Just as before, we can watch this play out with single examples of options that have a value (are something) and do not (are nothing).

# this method will return the single
# value instead an option representing
# whether or not the value exists (using
# a None to represent values that are not
# something)
flatmap_ex([6], lambda x: [x**2])
# [36]

flatmap_ex([], lambda x: [x**2])
# []

Now, the power of a FlatMap becomes more apparent when more types of Options are introduced. Right now, the pattern will look similar to a Map operation as the requirement to cast as an Option type has now just moved into the parameterized lambda.

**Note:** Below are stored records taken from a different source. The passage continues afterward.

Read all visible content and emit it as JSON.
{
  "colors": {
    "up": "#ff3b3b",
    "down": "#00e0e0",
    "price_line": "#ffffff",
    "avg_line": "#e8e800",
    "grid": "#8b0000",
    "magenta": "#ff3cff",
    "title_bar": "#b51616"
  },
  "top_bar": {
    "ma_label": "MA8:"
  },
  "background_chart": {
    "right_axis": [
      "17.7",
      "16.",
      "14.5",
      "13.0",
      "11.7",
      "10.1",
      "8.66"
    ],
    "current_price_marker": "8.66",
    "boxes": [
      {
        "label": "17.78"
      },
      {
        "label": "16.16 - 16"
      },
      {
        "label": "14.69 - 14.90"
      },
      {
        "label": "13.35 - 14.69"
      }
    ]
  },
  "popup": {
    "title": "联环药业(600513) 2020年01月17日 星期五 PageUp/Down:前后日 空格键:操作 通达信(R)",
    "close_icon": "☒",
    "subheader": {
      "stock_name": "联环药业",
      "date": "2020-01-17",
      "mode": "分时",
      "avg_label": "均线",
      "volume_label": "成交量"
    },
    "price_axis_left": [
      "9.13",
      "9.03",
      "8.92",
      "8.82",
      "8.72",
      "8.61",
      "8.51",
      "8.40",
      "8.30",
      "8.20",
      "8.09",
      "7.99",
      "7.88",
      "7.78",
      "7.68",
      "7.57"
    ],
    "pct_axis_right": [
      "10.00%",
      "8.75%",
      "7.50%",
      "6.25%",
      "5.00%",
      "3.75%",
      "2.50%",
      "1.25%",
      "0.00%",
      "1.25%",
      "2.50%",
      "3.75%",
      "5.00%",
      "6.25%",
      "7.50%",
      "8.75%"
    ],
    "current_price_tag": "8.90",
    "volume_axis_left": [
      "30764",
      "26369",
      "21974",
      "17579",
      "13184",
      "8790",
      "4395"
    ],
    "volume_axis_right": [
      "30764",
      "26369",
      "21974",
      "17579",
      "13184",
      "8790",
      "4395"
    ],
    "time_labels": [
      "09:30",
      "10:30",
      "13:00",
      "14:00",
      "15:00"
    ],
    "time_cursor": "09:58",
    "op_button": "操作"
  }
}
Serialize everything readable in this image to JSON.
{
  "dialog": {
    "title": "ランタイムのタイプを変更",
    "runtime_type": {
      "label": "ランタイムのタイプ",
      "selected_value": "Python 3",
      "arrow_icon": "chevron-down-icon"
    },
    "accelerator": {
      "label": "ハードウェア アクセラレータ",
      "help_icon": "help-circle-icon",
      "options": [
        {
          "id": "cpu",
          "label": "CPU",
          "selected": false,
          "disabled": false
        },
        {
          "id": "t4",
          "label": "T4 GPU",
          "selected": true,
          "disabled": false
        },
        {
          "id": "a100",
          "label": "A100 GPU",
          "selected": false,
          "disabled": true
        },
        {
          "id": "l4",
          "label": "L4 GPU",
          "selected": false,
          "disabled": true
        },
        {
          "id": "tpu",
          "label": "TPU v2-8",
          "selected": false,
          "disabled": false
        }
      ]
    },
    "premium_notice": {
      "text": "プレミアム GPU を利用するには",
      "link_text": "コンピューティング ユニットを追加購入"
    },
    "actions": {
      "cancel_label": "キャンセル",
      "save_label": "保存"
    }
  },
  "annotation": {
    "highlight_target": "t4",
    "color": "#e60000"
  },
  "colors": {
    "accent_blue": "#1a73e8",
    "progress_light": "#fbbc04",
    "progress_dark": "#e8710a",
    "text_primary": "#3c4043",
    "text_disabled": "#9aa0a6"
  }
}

# And, again, we can consider the parent array of options
# as an option iteself and run flatmap an operation
# on that as we did with map before
list_opt = [list_3]

list_5 = flatmap_ex(list_opt, lambda x: [flatmap_ex(y, lambda z: [z + 100]) for y in x])
# [[101], [102], [None], [104]]

In a more functional pattern, the Option itself would have various subclasses and you would want to potentially recast the option type. In this example, we just have one Option type represented by the bracketed integer value, but in a more complete implementation, this FlatMap would allow you to control what type of Option is returned such that Option type A would not just return another Option type A but could be converted in a FlatMap operation to return an alternative Option, say Option type B.

Conclusion

I hope this simple example helps explain the difference between Map and FlatMap. In some instances, controlling Option type on outputs can be desired whereas, in other instances, it might be more useful to rely on the mapped output’s preceding, default Option type.